下面是一个采集Counter类型数据的实例，这个例子中实现了一个自定义的，满足采集器(Collector)接口的结构体，并手动注册该结构体后，使其每次查询的时候自动执行采集任务。

我们先来看下采集器Collector接口的实现

type Collector interface {
    // 用于传递所有可能的指标的定义描述符
    // 可以在程序运行期间添加新的描述，收集新的指标信息
    // 重复的描述符将被忽略。两个不同的Collector不要设置相同的描述符
    Describe(chan<- *Desc)

    // Prometheus的注册器调用Collect执行实际的抓取参数的工作，
    // 并将收集的数据传递到Channel中返回
    // 收集的指标信息来自于Describe中传递，可以并发的执行抓取工作，但是必须要保证线程的安全。
    Collect(chan<- Metric)
}

了解了接口的实现后，我们就可以写自己的实现了，先定义结构体，这是一个集群的指标采集器，每个集群都有自己的Zone,代表集群的名称。另外两个是保存的采集的指标。

type ClusterManager struct {
    Zone         string
    OOMCountDesc *prometheus.Desc
    RAMUsageDesc *prometheus.Desc
}

我们来实现一个采集工作,放到了ReallyExpensiveAssessmentOfTheSystemState函数中实现，每次执行的时候，返回一个按照主机名作为键采集到的数据，两个返回值分别代表了OOM错误计数，和RAM使用指标信息。

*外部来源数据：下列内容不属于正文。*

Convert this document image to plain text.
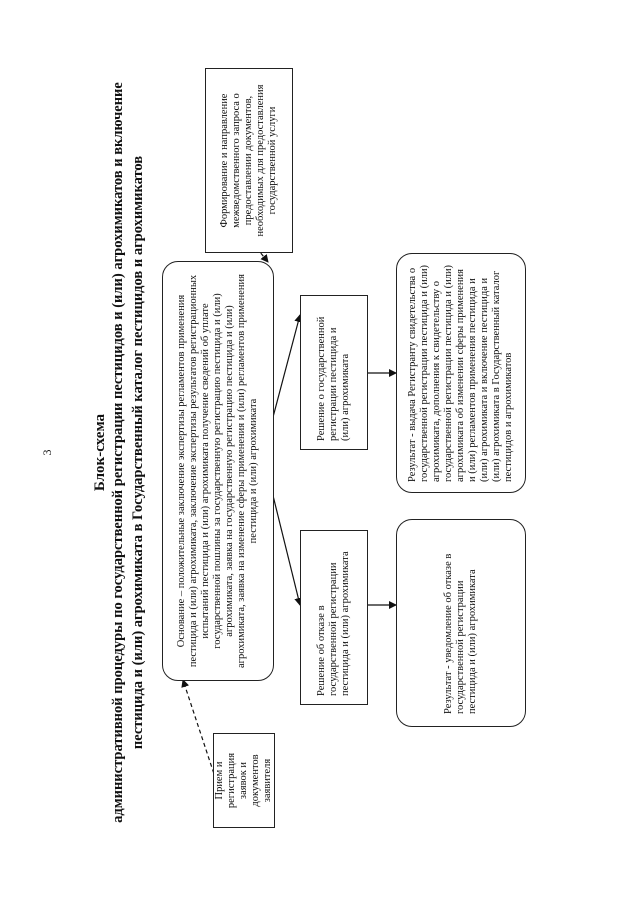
3	Блок-схема административной процедуры по государственной регистрации пестицидов и (или) агрохимикатов и включение пестицида и (или) агрохимиката в Государственный каталог пестицидов и агрохимикатов	Формирование и направление межведомственного запроса о предоставлении документов, необходимых для предоставления государственной услуги
Основание – положительные заключение экспертизы регламентов применения пестицида и (или) агрохимиката, заключение экспертизы результатов регистрационных испытаний пестицида и (или) агрохимиката получение сведений об уплате государственной пошлины за государственную регистрацию пестицида и (или) агрохимиката, заявка на государственную регистрацию пестицида и (или) агрохимиката, заявка на изменение сферы применения и (или) регламентов применения пестицида и (или) агрохимиката
Прием и регистрация заявок и документов заявителя
Решение о государственной регистрации пестицида и (или) агрохимиката
Решение об отказе в государственной регистрации пестицида и (или) агрохимиката
Результат - выдача Регистранту свидетельства о государственной регистрации пестицида и (или) агрохимиката, дополнения к свидетельству о государственной регистрации пестицида и (или) агрохимиката об изменении сферы применения и (или) регламентов применения пестицида и (или) агрохимиката и включение пестицида и (или) агрохимиката в Государственный каталог пестицидов и агрохимикатов
Результат - уведомление об отказе в государственной регистрации пестицида и (или) агрохимиката
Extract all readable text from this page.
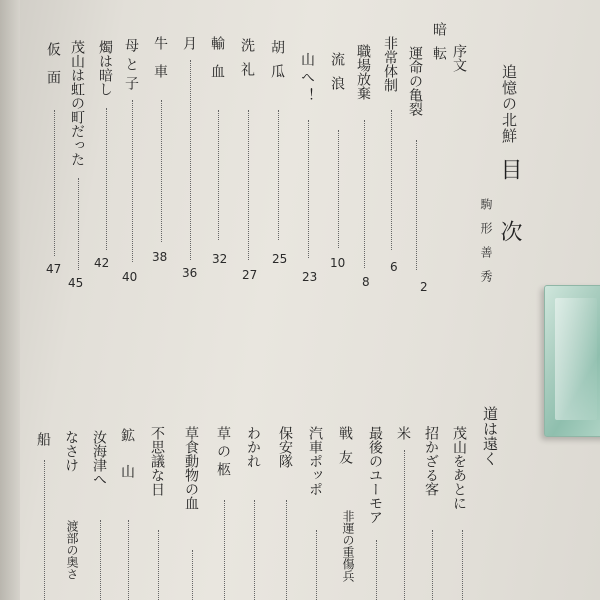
追憶の北鮮
目次
駒形善秀
序文
暗転
運命の亀裂
2
非常体制
6
職場放棄
8
流浪
10
山へ！
23
胡瓜
25
洗礼
27
輸血
32
月
36
牛車
38
母と子
40
燭は暗し
42
茂山は虹の町だった
45
仮面
47
道は遠く
茂山をあとに
招かざる客
米
最後のユーモア
戦友
非運の重傷兵
汽車ポッポ
保安隊
わかれ
草の柩
草食動物の血
不思議な日
鉱山
汝海津へ
なさけ
渡部の奥さ
船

func (c *ClusterManager) ReallyExpensiveAssessmentOfTheSystemState() (
    oomCountByHost map[string]int, ramUsageByHost map[string]float64,
) {
    oomCountByHost = map[string]int{
        "foo.example.org": int(rand.Int31n(1000)),
        "bar.example.org": int(rand.Int31n(1000)),
    }
    ramUsageByHost = map[string]float64{
        "foo.example.org": rand.Float64() * 100,
        "bar.example.org": rand.Float64() * 100,
    }
    return
}

实现Describe接口，传递指标描述符到channel

// Describe simply sends the two Descs in the struct to the channel.
func (c *ClusterManager) Describe(ch chan<- *prometheus.Desc) {
    ch <- c.OOMCountDesc
    ch <- c.RAMUsageDesc
}

Collect函数将执行抓取函数并返回数据，返回的数据传递到channel中，并且传递的同时绑定原先的指标描述符。以及指标的类型（一个Counter和一个Guage）

func (c *ClusterManager) Collect(ch chan<- prometheus.Metric) {
    oomCountByHost, ramUsageByHost := c.ReallyExpensiveAssessmentOfTheSystemState()
    for host, oomCount := range oomCountByHost {
        ch <- prometheus.MustNewConstMetric(
            c.OOMCountDesc,
            prometheus.CounterValue,
            float64(oomCount),
            host,
        )
    }
    for host, ramUsage := range ramUsageByHost {
        ch <- prometheus.MustNewConstMetric(
            c.RAMUsageDesc,
            prometheus.GaugeValue,
            ramUsage,
            host,
        )
    }
}

创建结构体及对应的指标信息,NewDesc参数第一个为指标的名称，第二个为帮助信息，显示在指标的上面作为注释，第三个是定义的label名称数组，第四个是定义的Labels

func NewClusterManager(zone string) *ClusterManager {
    return &ClusterManager{
        Zone: zone,
        OOMCountDesc: prometheus.NewDesc(
            "clustermanager_oom_crashes_total",
            "Number of OOM crashes.",
            []string{"host"},
            prometheus.Labels{"zone": zone},
        ),
        RAMUsageDesc: prometheus.NewDesc(
            "clustermanager_ram_usage_bytes",
            "RAM usage as reported to the cluster manager.",
            []string{"host"},
            prometheus.Labels{"zone": zone},
        ),
    }
}

执行主程序

func main() {
    workerDB := NewClusterManager("db")
    workerCA := NewClusterManager("ca")

    // Since we are dealing with custom Collector implementations, it might
    // be a good idea to try it out with a pedantic registry.
    reg := prometheus.NewPedanticRegistry()
    reg.MustRegister(workerDB)
    reg.MustRegister(workerCA)
}

如果直接执行上面的参数的话，不会获取任何的参数，因为程序将自动推出，我们并未定义http接口去暴露数据出来，因此数据在执行的时候还需要定义一个httphandler来处理http请求。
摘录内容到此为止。